The problem with including games in which one can ‘die’ is that they take much longer to learn. Suppose the agent the first time it plays the game happens to ‘die’, and now it only experiences a steady stream of 1,1,1,1,1… (low rewards). Nothing it does changes its future rewards, so exploration (trying different moves) is penalized. Dying on the first move might look like a good strategy!
Imagine if the rules looked like this: die~>1,1,1,1,...; not-die~>either −1 or +10. If the agent first tried out die, saw the +1 rewards, then the next game chose not-die and got −1, it may permanently start exploring down the die branch. An agent might eventually go back and try the not-die route and finally discover the +10, but this would take a while and is at odds with the idea of a reasonably quickly administered IQ test. Better to exclude such tests and switch to a more complex one.
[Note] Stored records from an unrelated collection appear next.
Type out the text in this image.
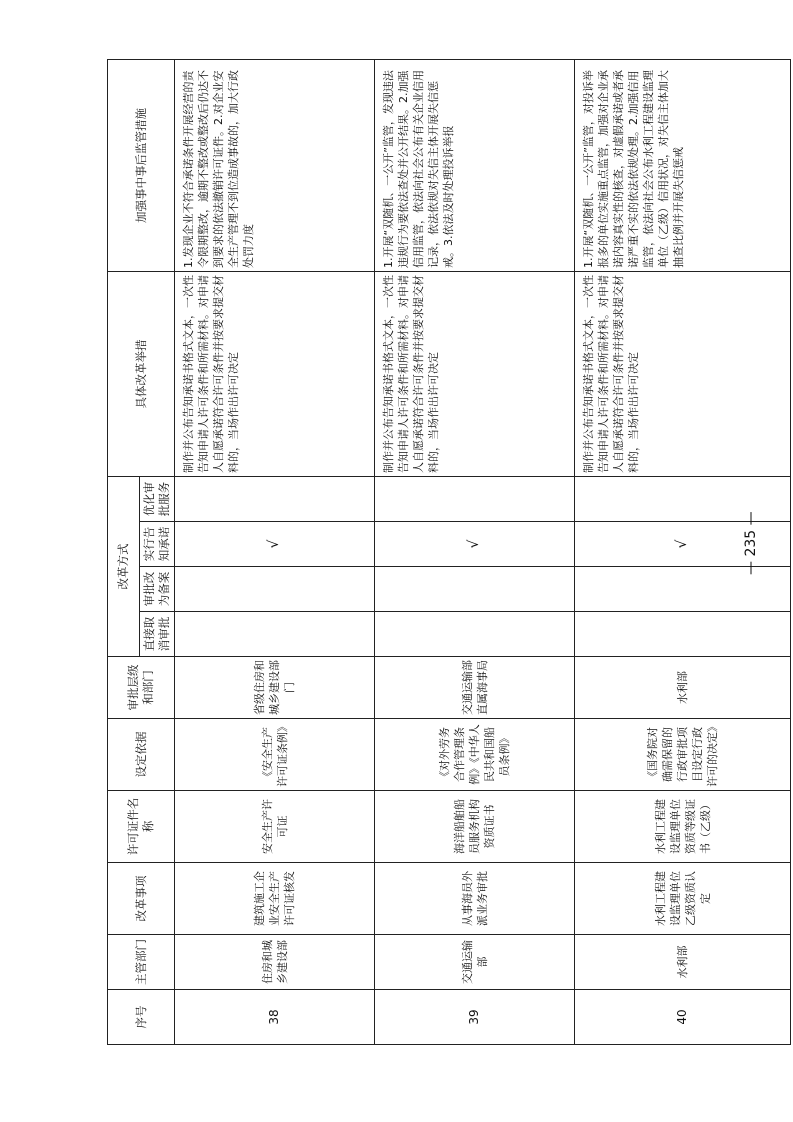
序号	主管部门	改革事项	许可证件名称	设定依据	审批层级和部门	改革方式				具体改革举措	加强事中事后监管措施
						直接取消审批	审批改为备案	实行告知承诺	优化审批服务		
38	住房和城乡建设部	建筑施工企业安全生产许可证核发	安全生产许可证	《安全生产许可证条例》	省级住房和城乡建设部门			√		制作并公布告知承诺书格式文本，一次性告知申请人许可条件和所需材料。对申请人自愿承诺符合许可条件并按要求提交材料的，当场作出许可决定	1.发现企业不符合承诺条件开展经营的责令限期整改，逾期不整改或整改后仍达不到要求的依法撤销许可证件。2.对企业安全生产管理不到位造成事故的，加大行政处罚力度
39	交通运输部	从事海员外派业务审批	海洋船舶船员服务机构资质证书	《对外劳务合作管理条例》《中华人民共和国船员条例》	交通运输部直属海事局			√		制作并公布告知承诺书格式文本，一次性告知申请人许可条件和所需材料。对申请人自愿承诺符合许可条件并按要求提交材料的，当场作出许可决定	1.开展“双随机、一公开”监管，发现违法违规行为要依法查处并公开结果。2.加强信用监管，依法向社会公布有关企业信用记录，依法依规对失信主体开展失信惩戒。3.依法及时处理投诉举报
40	水利部	水利工程建设监理单位乙级资质认定	水利工程建设监理单位资质等级证书（乙级）	《国务院对确需保留的行政审批项目设定行政许可的决定》	水利部			√		制作并公布告知承诺书格式文本，一次性告知申请人许可条件和所需材料。对申请人自愿承诺符合许可条件并按要求提交材料的，当场作出许可决定	1.开展“双随机、一公开”监管，对投诉举报多的单位实施重点监管，加强对企业承诺内容真实性的核查，对虚假承诺或者承诺严重不实的依法依规处理。2.加强信用监管，依法向社会公布水利工程建设监理单位（乙级）信用状况，对失信主体加大抽查比例并开展失信惩戒
— 235 —
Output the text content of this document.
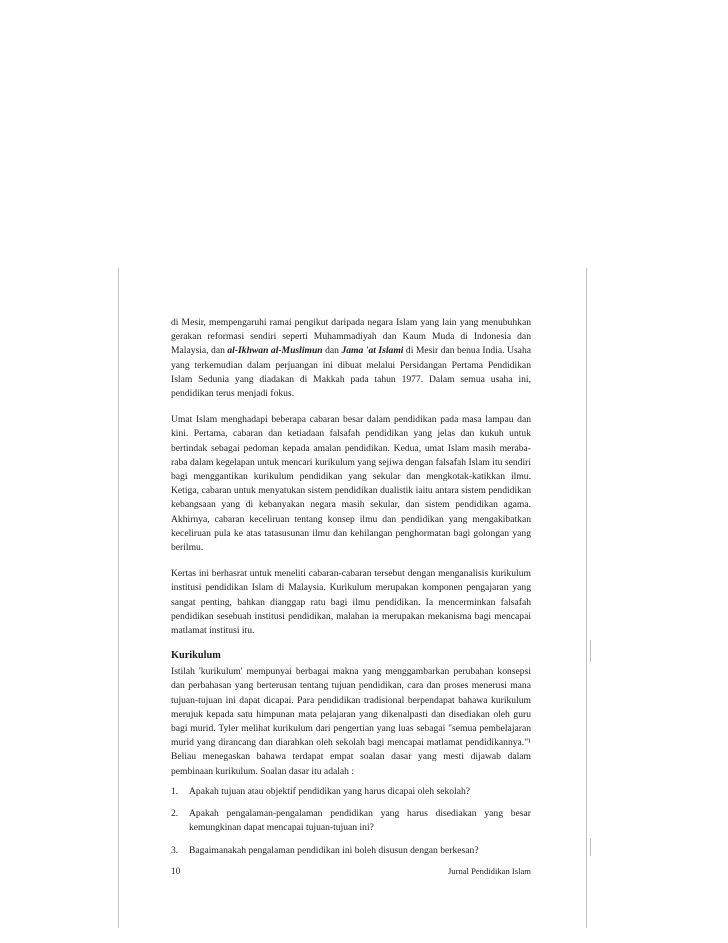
di Mesir, mempengaruhi ramai pengikut daripada negara Islam yang lain yang menubuhkan gerakan reformasi sendiri seperti Muhammadiyah dan Kaum Muda di Indonesia dan Malaysia, dan al-Ikhwan al-Muslimun dan Jama 'at Islami di Mesir dan benua India. Usaha yang terkemudian dalam perjuangan ini dibuat melalui Persidangan Pertama Pendidikan Islam Sedunia yang diadakan di Makkah pada tahun 1977. Dalam semua usaha ini, pendidikan terus menjadi fokus.

Umat Islam menghadapi beberapa cabaran besar dalam pendidikan pada masa lampau dan kini. Pertama, cabaran dan ketiadaan falsafah pendidikan yang jelas dan kukuh untuk bertindak sebagai pedoman kepada amalan pendidikan. Kedua, umat Islam masih meraba-raba dalam kegelapan untuk mencari kurikulum yang sejiwa dengan falsafah Islam itu sendiri bagi menggantikan kurikulum pendidikan yang sekular dan mengkotak-katikkan ilmu. Ketiga, cabaran untuk menyatukan sistem pendidikan dualistik iaitu antara sistem pendidikan kebangsaan yang di kebanyakan negara masih sekular, dan sistem pendidikan agama. Akhirnya, cabaran keceliruan tentang konsep ilmu dan pendidikan yang mengakibatkan keceliruan pula ke atas tatasusunan ilmu dan kehilangan penghormatan bagi golongan yang berilmu.

Kertas ini berhasrat untuk meneliti cabaran-cabaran tersebut dengan menganalisis kurikulum institusi pendidikan Islam di Malaysia. Kurikulum merupakan komponen pengajaran yang sangat penting, bahkan dianggap ratu bagi ilmu pendidikan. Ia mencerminkan falsafah pendidikan sesebuah institusi pendidikan, malahan ia merupakan mekanisma bagi mencapai matlamat institusi itu.

Kurikulum

Istilah 'kurikulum' mempunyai berbagai makna yang menggambarkan perubahan konsepsi dan perbahasan yang berterusan tentang tujuan pendidikan, cara dan proses menerusi mana tujuan-tujuan ini dapat dicapai. Para pendidikan tradisional berpendapat bahawa kurikulum merujuk kepada satu himpunan mata pelajaran yang dikenalpasti dan disediakan oleh guru bagi murid. Tyler melihat kurikulum dari pengertian yang luas sebagai "semua pembelajaran murid yang dirancang dan diarahkan oleh sekolah bagi mencapai matlamat pendidikannya."¹ Beliau menegaskan bahawa terdapat empat soalan dasar yang mesti dijawab dalam pembinaan kurikulum. Soalan dasar itu adalah :

1.	Apakah tujuan atau objektif pendidikan yang harus dicapai oleh sekolah?
2.	Apakah pengalaman-pengalaman pendidikan yang harus disediakan yang besar kemungkinan dapat mencapai tujuan-tujuan ini?
3.	Bagaimanakah pengalaman pendidikan ini boleh disusun dengan berkesan?
10	Jurnal Pendidikan Islam
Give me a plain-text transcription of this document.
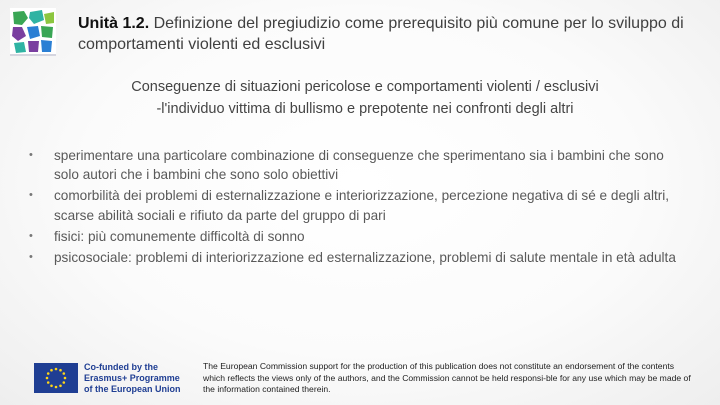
Unità 1.2. Definizione del pregiudizio come prerequisito più comune per lo sviluppo di comportamenti violenti ed esclusivi
Conseguenze di situazioni pericolose e comportamenti violenti / esclusivi
-l'individuo vittima di bullismo e prepotente nei confronti degli altri
• sperimentare una particolare combinazione di conseguenze che sperimentano sia i bambini che sono solo autori che i bambini che sono solo obiettivi
• comorbilità dei problemi di esternalizzazione e interiorizzazione, percezione negativa di sé e degli altri, scarse abilità sociali e rifiuto da parte del gruppo di pari
• fisici: più comunemente difficoltà di sonno
• psicosociale: problemi di interiorizzazione ed esternalizzazione, problemi di salute mentale in età adulta
Co-funded by the
Erasmus+ Programme
of the European Union
The European Commission support for the production of this publication does not constitute an endorsement of the contents which reflects the views only of the authors, and the Commission cannot be held responsi-ble for any use which may be made of the information contained therein.
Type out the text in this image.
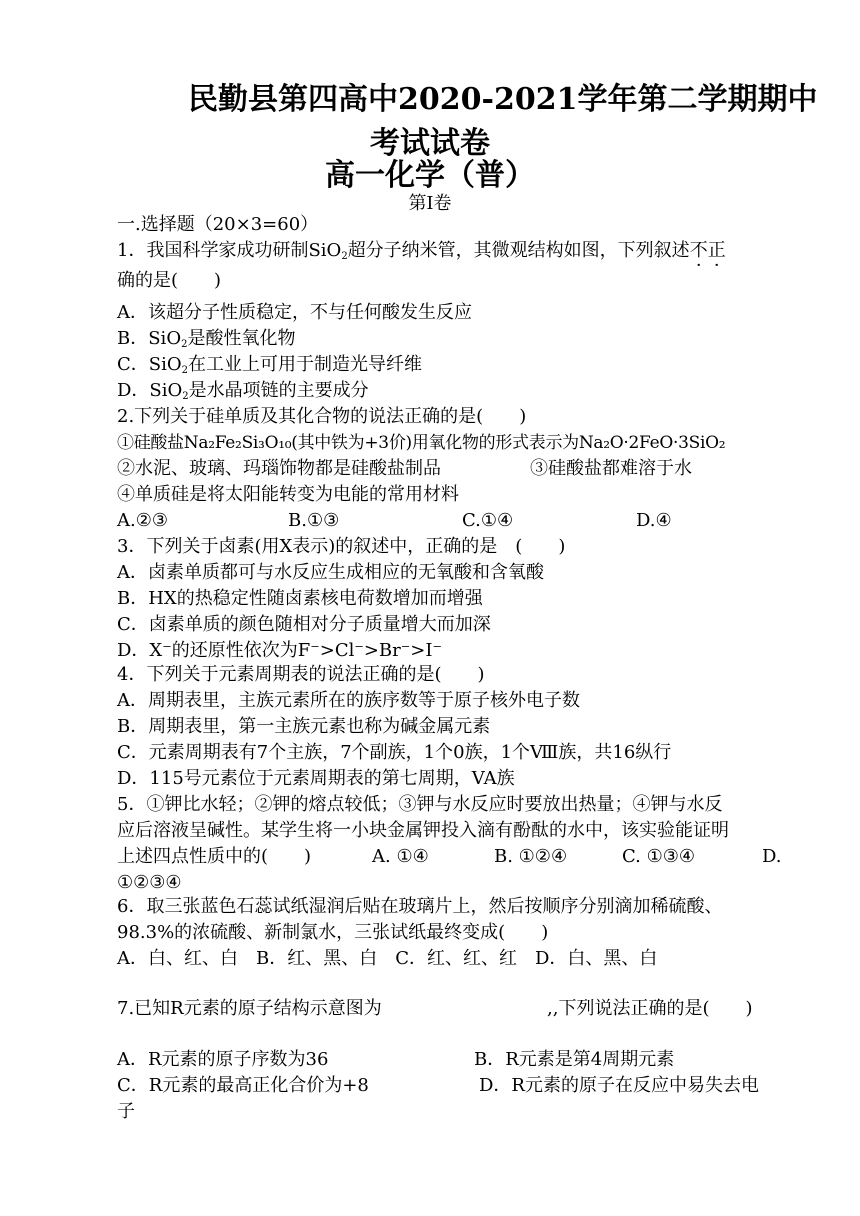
民勤县第四高中2020-2021学年第二学期期中
考试试卷
高一化学（普）
第Ⅰ卷
一.选择题（20×3=60）
1．我国科学家成功研制SiO$_2$超分子纳米管，其微观结构如图，下列叙述不正
确的是(　　)
A．该超分子性质稳定，不与任何酸发生反应
B．SiO$_2$是酸性氧化物
C．SiO$_2$在工业上可用于制造光导纤维
D．SiO$_2$是水晶项链的主要成分
2.下列关于硅单质及其化合物的说法正确的是(　　)
①硅酸盐Na₂Fe₂Si₃O₁₀(其中铁为+3价)用氧化物的形式表示为Na₂O·2FeO·3SiO₂
②水泥、玻璃、玛瑙饰物都是硅酸盐制品	③硅酸盐都难溶于水
④单质硅是将太阳能转变为电能的常用材料
A.②③	B.①③	C.①④	D.④
3．下列关于卤素(用X表示)的叙述中，正确的是　(　　)
A．卤素单质都可与水反应生成相应的无氧酸和含氧酸
B．HX的热稳定性随卤素核电荷数增加而增强
C．卤素单质的颜色随相对分子质量增大而加深
D．X⁻的还原性依次为F⁻>Cl⁻>Br⁻>I⁻
4．下列关于元素周期表的说法正确的是(　　)
A．周期表里，主族元素所在的族序数等于原子核外电子数
B．周期表里，第一主族元素也称为碱金属元素
C．元素周期表有7个主族，7个副族，1个0族，1个Ⅷ族，共16纵行
D．115号元素位于元素周期表的第七周期，VA族
5．①钾比水轻；②钾的熔点较低；③钾与水反应时要放出热量；④钾与水反
应后溶液呈碱性。某学生将一小块金属钾投入滴有酚酞的水中，该实验能证明
上述四点性质中的(　　)	A. ①④	B. ①②④	C. ①③④	D.
①②③④
6．取三张蓝色石蕊试纸湿润后贴在玻璃片上，然后按顺序分别滴加稀硫酸、
98.3%的浓硫酸、新制氯水，三张试纸最终变成(　　)
A．白、红、白　B．红、黑、白　C．红、红、红　D．白、黑、白
7.已知R元素的原子结构示意图为	,,下列说法正确的是(　　)
A．R元素的原子序数为36	B．R元素是第4周期元素
C．R元素的最高正化合价为+8	D．R元素的原子在反应中易失去电
子
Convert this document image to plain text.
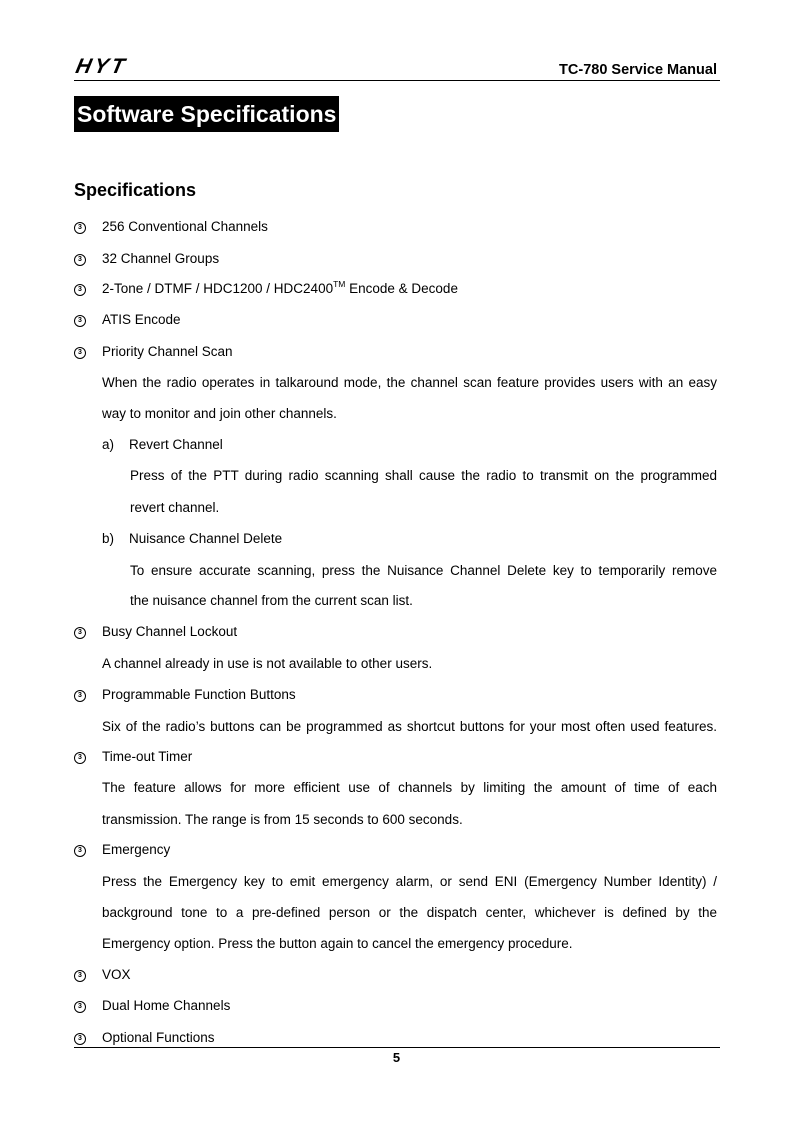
HYT	TC-780 Service Manual
Software Specifications
Specifications
3 256 Conventional Channels
3 32 Channel Groups
3 2-Tone / DTMF / HDC1200 / HDC2400™ Encode & Decode
3 ATIS Encode
3 Priority Channel Scan
When the radio operates in talkaround mode, the channel scan feature provides users with an easy
way to monitor and join other channels.
a) Revert Channel
Press of the PTT during radio scanning shall cause the radio to transmit on the programmed
revert channel.
b) Nuisance Channel Delete
To ensure accurate scanning, press the Nuisance Channel Delete key to temporarily remove
the nuisance channel from the current scan list.
3 Busy Channel Lockout
A channel already in use is not available to other users.
3 Programmable Function Buttons
Six of the radio’s buttons can be programmed as shortcut buttons for your most often used features.
3 Time-out Timer
The feature allows for more efficient use of channels by limiting the amount of time of each
transmission. The range is from 15 seconds to 600 seconds.
3 Emergency
Press the Emergency key to emit emergency alarm, or send ENI (Emergency Number Identity) /
background tone to a pre-defined person or the dispatch center, whichever is defined by the
Emergency option. Press the button again to cancel the emergency procedure.
3 VOX
3 Dual Home Channels
3 Optional Functions
5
Yes, now that I think about it, I guess their formalism tends towards incredibly low-signal environments where the actions are primarily simple “tokens” that can be named suggestively but aren’t capable of actually revealing the data needed for the kind of sophistication I’m thinking of. That is, The environment is generally incapable of displaying an environmental tag that would suggest “novel action X (unlike novel actions Y or Z) could be dramatic and irreversible”.
The only way to acquire such insight in a totally “from scratch” game context is to gain experience of having “died” after choosing X (probably several times), or else by having substantially richer environment cues than is normal for systems like this, where concepts like “reversibility” and “predictors of payoff size” could be worked out in trivial contexts and then correctly applied to more significant contexts later on, based on environmental cues that allow the model-based inference of both potential irreversibility and great importance in moderately novel situations.
Legg and Joel Veness have been working on a similar idea: http://www.vetta.org/2011/11/aiq/ But their approach, unsurprisingly, differs. From section 5 discussing OP and earlier approaches:
See Kaj’s more recent list of articles: http://lesswrong.com/lw/h4x/intelligence_metrics_and_decision_theories/8ptd
It’s a slightly abandoned work in progress, but I’ve been trying to invent a faster and more fun version for daily use: https://github.com/ColeWyeth/neural_networks_solomonoff_induction/blob/chronological_utms/train.py
(I think this runs but is not friendly)
It seems as though they are trying to take credit for Shane Legg’s moves.
If you read the paper, I believe Legg is credited a number of times as are Hutter and Schmidhuber.